Of course, I would have let AIG fail, but nobody asked me.
As I posted earlier this month, I think, the rationale for the financial services dudes and dudettes is probably: “Gee, if they hadn’t done such a stellar job, we’d be more effed up than we are now.” As hard as that might be to believe.
If by ‘dregs of the organization’ she means ‘the millionaire idiots at the top who bankrupted the company, then no, we don’t want to leave the job to them.
Thinking that you have to pay million-dollar salaries to get good businesspeople is incredibly stupid. For $100,000 a year you can find thousands of people smart enough to figure out that economic variables aren’t all uncorrelated, and that sliced-and-diced pools of crap are still in fact crap.

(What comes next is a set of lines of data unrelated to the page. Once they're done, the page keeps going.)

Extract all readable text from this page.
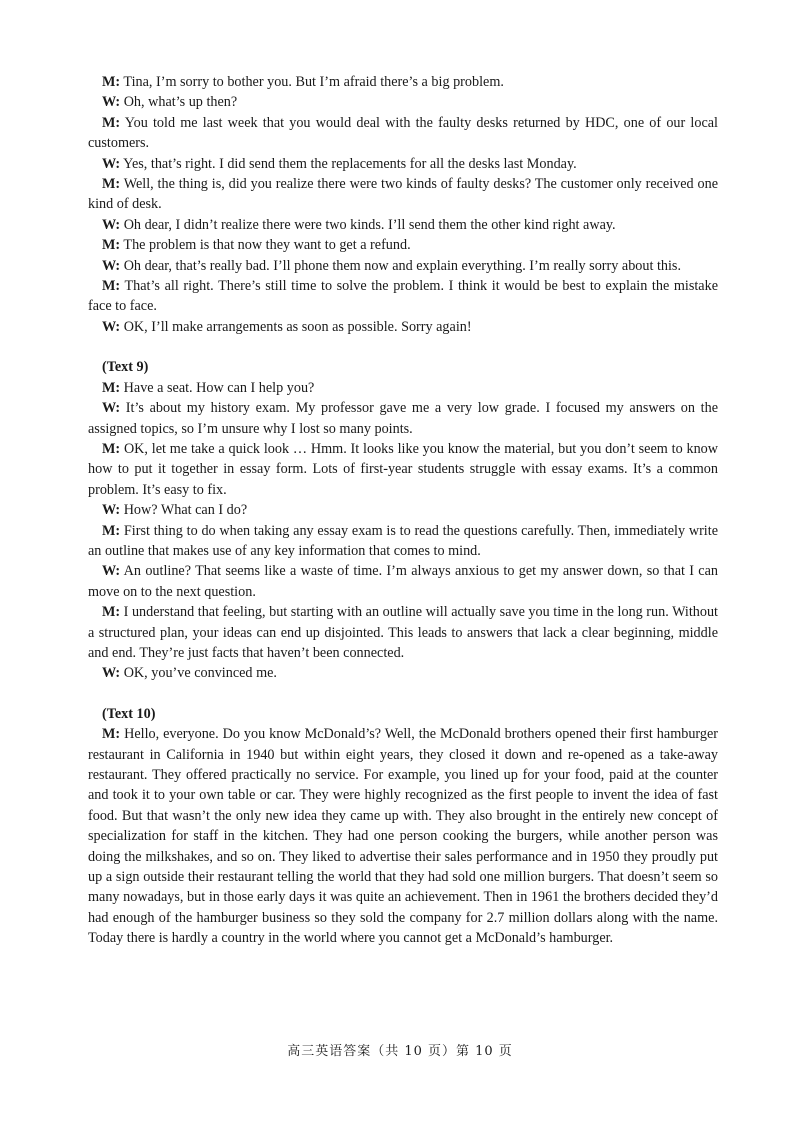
M: Tina, I’m sorry to bother you. But I’m afraid there’s a big problem.

W: Oh, what’s up then?

M: You told me last week that you would deal with the faulty desks returned by HDC, one of our local customers.

W: Yes, that’s right. I did send them the replacements for all the desks last Monday.

M: Well, the thing is, did you realize there were two kinds of faulty desks? The customer only received one kind of desk.

W: Oh dear, I didn’t realize there were two kinds. I’ll send them the other kind right away.

M: The problem is that now they want to get a refund.

W: Oh dear, that’s really bad. I’ll phone them now and explain everything. I’m really sorry about this.

M: That’s all right. There’s still time to solve the problem. I think it would be best to explain the mistake face to face.

W: OK, I’ll make arrangements as soon as possible. Sorry again!

(Text 9)

M: Have a seat. How can I help you?

W: It’s about my history exam. My professor gave me a very low grade. I focused my answers on the assigned topics, so I’m unsure why I lost so many points.

M: OK, let me take a quick look … Hmm. It looks like you know the material, but you don’t seem to know how to put it together in essay form. Lots of first-year students struggle with essay exams. It’s a common problem. It’s easy to fix.

W: How? What can I do?

M: First thing to do when taking any essay exam is to read the questions carefully. Then, immediately write an outline that makes use of any key information that comes to mind.

W: An outline? That seems like a waste of time. I’m always anxious to get my answer down, so that I can move on to the next question.

M: I understand that feeling, but starting with an outline will actually save you time in the long run. Without a structured plan, your ideas can end up disjointed. This leads to answers that lack a clear beginning, middle and end. They’re just facts that haven’t been connected.

W: OK, you’ve convinced me.

(Text 10)

M: Hello, everyone. Do you know McDonald’s? Well, the McDonald brothers opened their first hamburger restaurant in California in 1940 but within eight years, they closed it down and re-opened as a take-away restaurant. They offered practically no service. For example, you lined up for your food, paid at the counter and took it to your own table or car. They were highly recognized as the first people to invent the idea of fast food. But that wasn’t the only new idea they came up with. They also brought in the entirely new concept of specialization for staff in the kitchen. They had one person cooking the burgers, while another person was doing the milkshakes, and so on. They liked to advertise their sales performance and in 1950 they proudly put up a sign outside their restaurant telling the world that they had sold one million burgers. That doesn’t seem so many nowadays, but in those early days it was quite an achievement. Then in 1961 the brothers decided they’d had enough of the hamburger business so they sold the company for 2.7 million dollars along with the name. Today there is hardly a country in the world where you cannot get a McDonald’s hamburger.

高三英语答案（共 10 页）第 10 页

Just in my state alone, Florida, you can find hundreds of bankers who make less than a half million a year, and whose banks are not in trouble because they didn’t do incredibly risky BS. While the multi-millionaire heads of Bear Sterns, Lehman Bros, AIG, not only blew their institutions to pieces but damaged the *global* economy. Fire those romanticized ‘top talent’ geniuses at AIG and replace them with these cheaper, typical bankers who will make responsible loans, who won’t sit around dreaming up opaque SIVs, and in general won’t jeopardize the entire system. Is it too much to ask for some responsible, boring people to run insurance companies and banks?
I’m for hire, I haven’t f*ck*d up the entire economy of the world, and a $100k/yr sounds pretty good to me.
While I probably wouldn’t do any better than any of these *ssh*l*s, I would do the same job for a whole lot less. A good deal for the taxpayers? I doubt it. A better deal than the one they are getting? Without a doubt.
Who are the bonuses actually going to in the company? I think we need to remember that while the AIG leadership was utterly incompetent, that doesn’t mean the whole company was incompetent and failing from top to bottom in terms of personnel. There could still be a bunch of people within the company who did their jobs quite well.
These weren’t merit-based bonuses, they were part of a retention plan to encourage the employees to stay. Imagine a building contractor who is paid during work, but ten percent of the price is retained to make sure the job is finished. The building contractor is still owed his ten percent at the end of the job.